Bank of England Governor Andrew Bailey has warned that the recent increase in employers’ national insurance contributions could create uncertainty about future interest rate cuts.
Speaking to MPs on the Treasury Select Committee, Bailey noted that while inflation has fallen faster than expected – prompting the Monetary Policy Committee (MPC) to cut interest rates to 4.75% earlier this month – the rise in employer taxes announced in last month’s budget, one of the biggest uncertainties ahead.
Bailey explained that if higher labor costs lead to job losses, it could soften the labor market, necessitating a more gradual approach to lowering interest rates. “There are several ways in which the increase in employer national insurance contributions announced in the autumn budget could play out in the economy,” he said. “A gradual approach to lifting monetary policy restraint will help us observe how this plays out, along with other risks to the inflation outlook.”
His comments come amid growing concerns from the business community.

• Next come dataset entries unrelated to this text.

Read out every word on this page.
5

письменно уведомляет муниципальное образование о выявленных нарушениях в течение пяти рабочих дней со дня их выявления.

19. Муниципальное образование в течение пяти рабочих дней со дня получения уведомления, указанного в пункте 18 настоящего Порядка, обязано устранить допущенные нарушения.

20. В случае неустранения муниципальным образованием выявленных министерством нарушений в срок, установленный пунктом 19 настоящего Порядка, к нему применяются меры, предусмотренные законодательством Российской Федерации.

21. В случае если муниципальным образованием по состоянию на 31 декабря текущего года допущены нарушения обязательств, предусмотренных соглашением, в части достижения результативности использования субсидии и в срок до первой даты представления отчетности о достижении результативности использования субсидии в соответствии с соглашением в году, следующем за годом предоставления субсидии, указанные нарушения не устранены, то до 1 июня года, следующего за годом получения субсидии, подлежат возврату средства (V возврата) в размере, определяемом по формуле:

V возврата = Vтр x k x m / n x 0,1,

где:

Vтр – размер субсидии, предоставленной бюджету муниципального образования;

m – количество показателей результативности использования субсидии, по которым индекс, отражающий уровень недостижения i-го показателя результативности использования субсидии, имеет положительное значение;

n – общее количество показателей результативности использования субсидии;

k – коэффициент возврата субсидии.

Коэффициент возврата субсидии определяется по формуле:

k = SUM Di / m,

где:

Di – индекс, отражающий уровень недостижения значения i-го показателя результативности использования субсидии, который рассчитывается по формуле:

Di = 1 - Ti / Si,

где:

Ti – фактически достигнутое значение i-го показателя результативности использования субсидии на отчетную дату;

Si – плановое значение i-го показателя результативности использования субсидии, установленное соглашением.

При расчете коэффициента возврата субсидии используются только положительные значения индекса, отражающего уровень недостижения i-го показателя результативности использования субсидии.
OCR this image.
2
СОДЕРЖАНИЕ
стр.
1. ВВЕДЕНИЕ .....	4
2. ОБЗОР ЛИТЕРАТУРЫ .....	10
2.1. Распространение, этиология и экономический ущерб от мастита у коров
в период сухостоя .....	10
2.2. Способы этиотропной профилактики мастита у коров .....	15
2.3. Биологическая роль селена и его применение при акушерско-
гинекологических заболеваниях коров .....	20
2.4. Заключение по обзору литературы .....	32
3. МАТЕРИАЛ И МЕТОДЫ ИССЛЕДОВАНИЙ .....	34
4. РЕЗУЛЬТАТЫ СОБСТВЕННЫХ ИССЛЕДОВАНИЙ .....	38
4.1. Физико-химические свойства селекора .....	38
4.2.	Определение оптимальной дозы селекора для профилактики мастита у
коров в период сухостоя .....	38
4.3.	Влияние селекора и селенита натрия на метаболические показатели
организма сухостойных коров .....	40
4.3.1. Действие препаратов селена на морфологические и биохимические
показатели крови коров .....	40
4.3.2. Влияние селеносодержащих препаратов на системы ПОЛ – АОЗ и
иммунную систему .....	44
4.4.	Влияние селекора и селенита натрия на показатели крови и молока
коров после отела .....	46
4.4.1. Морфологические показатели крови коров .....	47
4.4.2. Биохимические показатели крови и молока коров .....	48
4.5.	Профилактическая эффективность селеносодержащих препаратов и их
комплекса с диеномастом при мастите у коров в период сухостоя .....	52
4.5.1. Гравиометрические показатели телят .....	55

More than 70 major retailers – including Tesco, Marks & Spencer, Sainsbury’s, Asda and Next – have written to Chancellor Rachel Reeves, warning that the “sheer scale” of the new charges will make job losses “inevitable”. Economists predict that up to 100,000 jobs could be lost over the next five years due to the increased financial burden on businesses.
Bailey also stressed that inflation within the UK services sector remains excessively high and is “incompatible” with the Bank’s target of reducing headline inflation to 2%. Official figures to be released tomorrow are expected to show a rise in the consumer price index (CPI) to 2.1% in October, driven by rising household energy bills.
Market traders are now adjusting their expectations, with many not expecting another interest rate cut until early next year.